The handler should be set as {function-name}.{main-function-name-in-the-code}. The role is the custom role created in step 3.
1 2 3 4 5 6 7 8 9 10 11 | aws lambda create-function \ --region ap-southeast-2 \ --function-name MoveS3ToPg \ --zip-file fileb://MoveS3ToPg.zip \ --role arn:aws:iam::<account no>:role/s3_to_pg_lambda \ --environment Variables="{targetSchema=usermanaged,targetTable=transaction}" \ --vpc-config SubnetIds=subnet-xxxxxx1,subnet-xxxxxx6,SecurityGroupIds=sg-1aaaaa1 \ --handler MoveS3ToPg.handler \ --runtime python3.6 \ --timeout 10 \ --memory-size 1024 |
If you need to update the function, use the update-function-code command below.
1 2 3 4 | aws lambda update-function-code \ --function-name MoveS3ToPg \ --region ap-southeast-2 \ --zip-file fileb://MoveS3ToPg.zip |
If you need to update the config (such as vpc-config or environment variables), use the update-function-configuration command.
1 2 3 4 | aws lambda update-function-configuration \ --function-name MoveS3ToPg \ --region ap-southeast-2 \ --vpc-config SubnetIds=subnet-xxxxxx1,subnet-xxxxxx6,SecurityGroupIds=sg-1aaaaa1 |
(7) Test the function by manually invoking it
Use the lambda invoke command.
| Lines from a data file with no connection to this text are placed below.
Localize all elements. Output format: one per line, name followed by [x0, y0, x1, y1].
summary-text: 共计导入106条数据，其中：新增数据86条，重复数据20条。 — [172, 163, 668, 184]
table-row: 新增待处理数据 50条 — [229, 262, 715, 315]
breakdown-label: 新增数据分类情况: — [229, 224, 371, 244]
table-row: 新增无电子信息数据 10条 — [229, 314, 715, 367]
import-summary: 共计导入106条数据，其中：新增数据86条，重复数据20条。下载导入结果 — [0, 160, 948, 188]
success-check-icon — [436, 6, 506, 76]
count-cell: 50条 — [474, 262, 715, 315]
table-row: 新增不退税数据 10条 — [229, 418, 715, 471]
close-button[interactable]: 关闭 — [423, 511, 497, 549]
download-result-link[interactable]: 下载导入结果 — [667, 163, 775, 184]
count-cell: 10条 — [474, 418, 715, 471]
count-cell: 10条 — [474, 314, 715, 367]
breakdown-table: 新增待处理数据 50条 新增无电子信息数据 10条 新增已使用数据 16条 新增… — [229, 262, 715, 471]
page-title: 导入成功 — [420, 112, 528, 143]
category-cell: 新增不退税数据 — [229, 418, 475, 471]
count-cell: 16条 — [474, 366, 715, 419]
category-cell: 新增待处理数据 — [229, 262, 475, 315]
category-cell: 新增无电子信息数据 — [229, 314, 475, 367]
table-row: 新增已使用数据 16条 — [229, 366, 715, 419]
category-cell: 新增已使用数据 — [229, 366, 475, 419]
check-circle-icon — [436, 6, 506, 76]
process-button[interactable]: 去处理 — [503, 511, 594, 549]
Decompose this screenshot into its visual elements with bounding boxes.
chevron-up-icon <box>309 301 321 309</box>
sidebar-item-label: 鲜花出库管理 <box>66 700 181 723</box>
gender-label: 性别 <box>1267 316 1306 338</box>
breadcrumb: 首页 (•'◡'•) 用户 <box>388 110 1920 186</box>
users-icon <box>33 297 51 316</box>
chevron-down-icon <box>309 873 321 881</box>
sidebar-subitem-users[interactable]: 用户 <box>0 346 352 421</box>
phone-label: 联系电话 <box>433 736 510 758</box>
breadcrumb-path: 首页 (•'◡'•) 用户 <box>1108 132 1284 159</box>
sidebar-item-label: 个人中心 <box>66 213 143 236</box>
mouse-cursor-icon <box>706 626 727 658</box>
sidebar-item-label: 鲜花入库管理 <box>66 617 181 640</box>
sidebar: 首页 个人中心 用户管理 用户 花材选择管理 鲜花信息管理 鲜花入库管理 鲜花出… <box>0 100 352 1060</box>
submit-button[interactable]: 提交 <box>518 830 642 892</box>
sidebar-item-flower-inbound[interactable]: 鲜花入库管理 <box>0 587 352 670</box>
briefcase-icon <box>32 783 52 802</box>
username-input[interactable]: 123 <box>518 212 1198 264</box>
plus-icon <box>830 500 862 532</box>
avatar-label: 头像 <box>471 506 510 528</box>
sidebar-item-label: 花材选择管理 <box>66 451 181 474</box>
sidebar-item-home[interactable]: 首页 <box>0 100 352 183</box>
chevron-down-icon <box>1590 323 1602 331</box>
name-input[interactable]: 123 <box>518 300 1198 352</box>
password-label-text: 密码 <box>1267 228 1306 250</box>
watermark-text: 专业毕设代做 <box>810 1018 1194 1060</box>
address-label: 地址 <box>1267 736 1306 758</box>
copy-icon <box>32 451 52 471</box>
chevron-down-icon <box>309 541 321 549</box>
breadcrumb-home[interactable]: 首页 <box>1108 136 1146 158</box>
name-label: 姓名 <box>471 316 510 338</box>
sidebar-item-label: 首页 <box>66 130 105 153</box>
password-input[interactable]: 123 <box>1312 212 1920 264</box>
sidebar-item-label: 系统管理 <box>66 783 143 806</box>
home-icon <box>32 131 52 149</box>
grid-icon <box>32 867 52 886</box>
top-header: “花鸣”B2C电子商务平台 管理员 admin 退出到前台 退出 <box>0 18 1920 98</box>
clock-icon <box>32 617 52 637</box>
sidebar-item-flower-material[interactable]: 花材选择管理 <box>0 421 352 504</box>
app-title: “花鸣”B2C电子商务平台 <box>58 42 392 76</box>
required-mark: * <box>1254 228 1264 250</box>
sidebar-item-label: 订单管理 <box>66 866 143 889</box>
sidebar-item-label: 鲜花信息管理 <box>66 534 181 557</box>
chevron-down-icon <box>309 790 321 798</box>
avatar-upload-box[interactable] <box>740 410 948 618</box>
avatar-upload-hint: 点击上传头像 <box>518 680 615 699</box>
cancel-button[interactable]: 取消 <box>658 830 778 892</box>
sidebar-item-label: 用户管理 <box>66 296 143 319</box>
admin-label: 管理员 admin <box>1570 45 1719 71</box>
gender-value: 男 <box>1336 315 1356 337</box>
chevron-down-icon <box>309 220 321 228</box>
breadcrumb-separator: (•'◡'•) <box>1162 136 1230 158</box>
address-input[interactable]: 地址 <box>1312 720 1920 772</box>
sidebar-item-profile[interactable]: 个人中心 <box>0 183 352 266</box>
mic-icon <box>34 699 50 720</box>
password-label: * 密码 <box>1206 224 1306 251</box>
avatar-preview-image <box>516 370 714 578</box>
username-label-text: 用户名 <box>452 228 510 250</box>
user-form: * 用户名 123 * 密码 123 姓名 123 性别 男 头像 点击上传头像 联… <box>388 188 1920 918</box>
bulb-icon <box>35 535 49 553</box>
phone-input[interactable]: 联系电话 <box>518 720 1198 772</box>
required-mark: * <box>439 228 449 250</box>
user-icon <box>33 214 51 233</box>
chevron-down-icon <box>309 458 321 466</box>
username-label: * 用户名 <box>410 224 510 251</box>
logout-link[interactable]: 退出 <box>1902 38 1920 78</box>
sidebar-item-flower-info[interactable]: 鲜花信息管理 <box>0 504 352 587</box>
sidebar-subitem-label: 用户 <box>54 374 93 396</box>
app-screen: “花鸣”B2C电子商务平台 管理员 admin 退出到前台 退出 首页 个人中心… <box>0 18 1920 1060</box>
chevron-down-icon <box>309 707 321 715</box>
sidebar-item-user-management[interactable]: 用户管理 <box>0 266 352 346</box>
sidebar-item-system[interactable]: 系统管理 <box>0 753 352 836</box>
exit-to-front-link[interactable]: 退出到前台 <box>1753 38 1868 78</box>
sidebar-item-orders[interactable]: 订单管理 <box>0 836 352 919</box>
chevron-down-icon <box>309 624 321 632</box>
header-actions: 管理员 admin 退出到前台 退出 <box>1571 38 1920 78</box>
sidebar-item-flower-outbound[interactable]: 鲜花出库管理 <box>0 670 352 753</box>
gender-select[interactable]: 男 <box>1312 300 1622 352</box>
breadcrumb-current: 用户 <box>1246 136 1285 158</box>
The payload is the S3 event Json file you created manually from the example above.
1 2 3 4 5 6 | aws lambda invoke \ --invocation-type Event \ --function-name MoveS3ToPg \ --region ap-southeast-2 \ --payload file://inputFile.txt \ outputfile.txt |
(8) Add permission for the function to access S3 bucket
Run lambda add-permission command. Without the permission, you cannot configure lambda event in the source bucket.
(9) Configure event in the source bucket.
Whenever the put request happens, you are sending the event to the lambda function.
(10) Test the function by S3 PUT request.
You can use the aws cli to upload the file to the target bucket and check if the lambda function executes correctly.
1 | aws s3 cp ./source_file.json s3://lambda.test.source/today/source_file.json |
Error Handling
When the permissions, execution role, VPC access to S3, security group or subnets are not configured correctly, your function will timeout. This means the function will max out the default execution time limit and stop execution.
If your function starts timing out after successful executions, you may need to re-deploy the function. Then, it will be fixed.